9月は台風シーズン真っただ中。つい先日も9月5日から6日にかけ、台風11号が韓国の南部と東部の沿岸部を通過し、各地で洪水が発生し、台風の影響で死者も出た。
昔から夏や初秋には台風がくるものだが、最近はどうも日本に接近する台風の勢力が強いように感じる。
なぜ、台風が強くなっているのか。その理由を気象予報士の内藤俊太郎さんに話を聞いた。
台風が強いのは「日本近海の水温上昇」が原因
記憶に新しいのは令和元年の東日本台風だ。関東甲信越の各地で一級河川の氾濫や内水氾濫の被害が相次いだ。更に、土砂崩れも各地で発生したことで、甚大な被害が出た。災害関連死を含む死者は100名を超え、改めて自然災害の怖さを実感することとなった。
二度と起こってほしくないと思う悲惨な光景だったが、今年も強い台風がやってきて、自然災害が起こってもおかしくないという。
「台風が勢力を強めるキーワードは『海面水温』です。海面水温がおおむね27℃を超えると、海水から蒸発した水蒸気をエネルギー源として発達します。一昔前だと、フィリピンの東や熱帯の海でできた台風が発達しながら日本に近づいてくるものの、熱帯に比べると日本付近の海水温が低いので日本に近づいてくると台風の勢力は衰えていました。

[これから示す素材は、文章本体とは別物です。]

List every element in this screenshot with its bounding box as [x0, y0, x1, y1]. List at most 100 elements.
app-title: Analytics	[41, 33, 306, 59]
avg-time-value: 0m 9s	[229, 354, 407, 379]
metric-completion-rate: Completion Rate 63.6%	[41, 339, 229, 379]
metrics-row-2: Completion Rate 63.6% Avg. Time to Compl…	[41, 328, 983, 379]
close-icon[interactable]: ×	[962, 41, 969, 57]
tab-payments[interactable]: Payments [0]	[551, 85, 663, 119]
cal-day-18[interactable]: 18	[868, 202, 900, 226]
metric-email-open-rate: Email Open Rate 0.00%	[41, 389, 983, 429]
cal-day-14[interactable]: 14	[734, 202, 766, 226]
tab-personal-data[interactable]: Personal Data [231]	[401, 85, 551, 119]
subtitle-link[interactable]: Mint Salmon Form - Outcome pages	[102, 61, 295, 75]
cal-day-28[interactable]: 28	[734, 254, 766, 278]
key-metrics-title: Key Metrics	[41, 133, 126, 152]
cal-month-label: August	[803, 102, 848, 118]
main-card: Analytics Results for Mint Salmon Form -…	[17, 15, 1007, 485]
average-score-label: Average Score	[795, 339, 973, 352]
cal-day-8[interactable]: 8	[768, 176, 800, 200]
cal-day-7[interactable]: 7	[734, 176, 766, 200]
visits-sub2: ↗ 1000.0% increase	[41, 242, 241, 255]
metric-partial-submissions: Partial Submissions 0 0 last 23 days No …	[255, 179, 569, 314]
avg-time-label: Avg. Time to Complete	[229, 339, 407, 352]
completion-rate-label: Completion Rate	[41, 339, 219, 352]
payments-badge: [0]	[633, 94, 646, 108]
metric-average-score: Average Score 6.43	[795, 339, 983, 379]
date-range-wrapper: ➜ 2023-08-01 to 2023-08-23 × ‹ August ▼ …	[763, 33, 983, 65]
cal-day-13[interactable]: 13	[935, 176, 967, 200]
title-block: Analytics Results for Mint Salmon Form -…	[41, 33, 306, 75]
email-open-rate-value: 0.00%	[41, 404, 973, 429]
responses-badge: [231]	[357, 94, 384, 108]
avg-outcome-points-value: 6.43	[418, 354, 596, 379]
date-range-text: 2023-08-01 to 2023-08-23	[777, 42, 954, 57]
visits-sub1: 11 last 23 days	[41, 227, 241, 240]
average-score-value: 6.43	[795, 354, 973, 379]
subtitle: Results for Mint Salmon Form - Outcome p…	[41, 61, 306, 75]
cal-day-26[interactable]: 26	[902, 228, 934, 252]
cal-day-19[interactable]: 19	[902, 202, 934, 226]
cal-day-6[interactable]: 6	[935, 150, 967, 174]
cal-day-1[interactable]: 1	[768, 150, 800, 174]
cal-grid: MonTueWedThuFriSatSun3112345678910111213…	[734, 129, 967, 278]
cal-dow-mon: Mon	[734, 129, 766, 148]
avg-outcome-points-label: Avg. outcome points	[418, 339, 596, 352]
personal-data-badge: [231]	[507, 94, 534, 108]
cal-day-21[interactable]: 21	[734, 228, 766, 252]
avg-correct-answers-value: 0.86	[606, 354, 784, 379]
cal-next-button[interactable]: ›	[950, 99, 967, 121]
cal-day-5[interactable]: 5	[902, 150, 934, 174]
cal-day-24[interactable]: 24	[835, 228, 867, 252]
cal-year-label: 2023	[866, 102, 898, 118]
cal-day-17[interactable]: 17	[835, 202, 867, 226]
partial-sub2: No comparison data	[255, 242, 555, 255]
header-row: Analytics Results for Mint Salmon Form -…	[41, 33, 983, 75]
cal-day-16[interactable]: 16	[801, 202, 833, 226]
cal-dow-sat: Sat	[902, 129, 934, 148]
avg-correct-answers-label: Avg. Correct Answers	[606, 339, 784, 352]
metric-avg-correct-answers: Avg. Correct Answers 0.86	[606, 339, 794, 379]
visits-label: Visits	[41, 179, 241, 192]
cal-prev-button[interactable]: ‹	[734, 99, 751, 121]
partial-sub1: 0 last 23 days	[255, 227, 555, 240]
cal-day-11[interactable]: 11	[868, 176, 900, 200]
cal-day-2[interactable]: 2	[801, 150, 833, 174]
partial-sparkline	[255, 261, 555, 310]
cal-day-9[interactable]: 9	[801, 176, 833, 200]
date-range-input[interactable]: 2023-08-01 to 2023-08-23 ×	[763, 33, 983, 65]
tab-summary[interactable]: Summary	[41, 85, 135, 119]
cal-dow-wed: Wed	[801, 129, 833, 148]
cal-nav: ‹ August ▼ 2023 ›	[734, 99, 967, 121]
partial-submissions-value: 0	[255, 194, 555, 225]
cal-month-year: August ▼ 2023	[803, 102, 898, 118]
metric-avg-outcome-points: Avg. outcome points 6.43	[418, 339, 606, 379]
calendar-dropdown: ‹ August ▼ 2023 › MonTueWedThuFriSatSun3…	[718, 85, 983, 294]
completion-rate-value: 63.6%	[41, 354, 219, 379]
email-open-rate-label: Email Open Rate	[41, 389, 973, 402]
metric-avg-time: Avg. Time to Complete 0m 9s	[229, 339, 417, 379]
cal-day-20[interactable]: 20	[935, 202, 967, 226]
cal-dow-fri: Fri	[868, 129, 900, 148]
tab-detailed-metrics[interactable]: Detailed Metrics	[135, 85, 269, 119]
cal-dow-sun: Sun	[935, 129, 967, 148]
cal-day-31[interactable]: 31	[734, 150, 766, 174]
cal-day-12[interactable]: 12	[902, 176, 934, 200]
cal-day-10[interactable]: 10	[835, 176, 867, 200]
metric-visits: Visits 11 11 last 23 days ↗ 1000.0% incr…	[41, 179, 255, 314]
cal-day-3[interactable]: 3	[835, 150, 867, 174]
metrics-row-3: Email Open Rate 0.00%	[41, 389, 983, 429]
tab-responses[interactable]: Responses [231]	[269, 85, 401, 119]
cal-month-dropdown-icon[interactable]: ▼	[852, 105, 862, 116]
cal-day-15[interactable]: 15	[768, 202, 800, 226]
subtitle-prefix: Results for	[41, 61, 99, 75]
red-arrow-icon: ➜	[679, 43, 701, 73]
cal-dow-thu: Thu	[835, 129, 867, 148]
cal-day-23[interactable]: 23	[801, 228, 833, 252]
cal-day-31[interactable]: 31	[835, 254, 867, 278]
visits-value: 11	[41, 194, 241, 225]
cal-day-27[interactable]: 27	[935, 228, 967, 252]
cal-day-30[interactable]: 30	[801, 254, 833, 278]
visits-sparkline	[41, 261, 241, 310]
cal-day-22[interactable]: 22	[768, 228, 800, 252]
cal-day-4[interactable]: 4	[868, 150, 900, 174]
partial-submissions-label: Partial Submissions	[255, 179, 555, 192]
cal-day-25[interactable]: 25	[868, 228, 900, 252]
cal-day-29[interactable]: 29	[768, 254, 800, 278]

しかし、近年は温暖化とともに海面水温も上がってきています。日本近海に限ると、100年で1.19℃ほど上昇しており、先日の気象庁の発表によれば、2022年夏の海面水温は平年を0.8℃上回り過去最高でした。そのため、日本近海にやってきた台風が、勢力を維持してしまうのです」
台風による被害は、風だけではなく雨の影響も大きい。その強さには「気温の高さ」が影響する。
つい先日、今年の夏の平均気温が気象庁より発表され、2022年の夏は1946年の統計開始以来、2番目に暑い夏だったと発表があった。
「気温が高いと空気中に含むことができる水蒸気の量が増えるため、雨がまとまって、かつ大量に降りやすくなります。実際近年では、雨が降る日は減っていますが、一日の降水量は増えています。つまり、降る時は大量に降って、降らないときは全く降らないんです。
台風が作られた場合、ものすごく水蒸気を含んだ空気と共に日本にやってくることで、雨の降り方も激しくなってしまい、自然災害を引き起こしてしまうのです」
台風シーズンはまだまだ続く
今年は気温が高く海面水温も通常よりもより高い状態であるため、この9・10月は強い勢力の台風が発生しやすく、勢力が衰えないまま日本にくる可能性が高いといえる。それに加え、9・10月は更に懸念すべき気象状況が絡んでくるという。
「特にこれからは秋雨前線が発生しやすい時期に入ります。令和元年の東日本台風も、秋雨前線の影響で台風がくる前から大雨になっていて、そこに強い台風がやってきてさらに強い雨が降ったことで、あれほどまでの大きな災害となってしまった。今年も同じような条件が揃う可能性は大いにあります。台風シーズンはまだまだ続くので、強い台風には警戒が必要です」
内藤俊太郎
気象予報士・防災士。テレビ東京やKHB東日本放送の気象キャスター経て、現在はTBSNEWSとYahoo!天気・災害動画に出演。気象防災アドバイザーや総務省地域力創造アドバイザーとして、地域防災の普及啓発にも取り組む。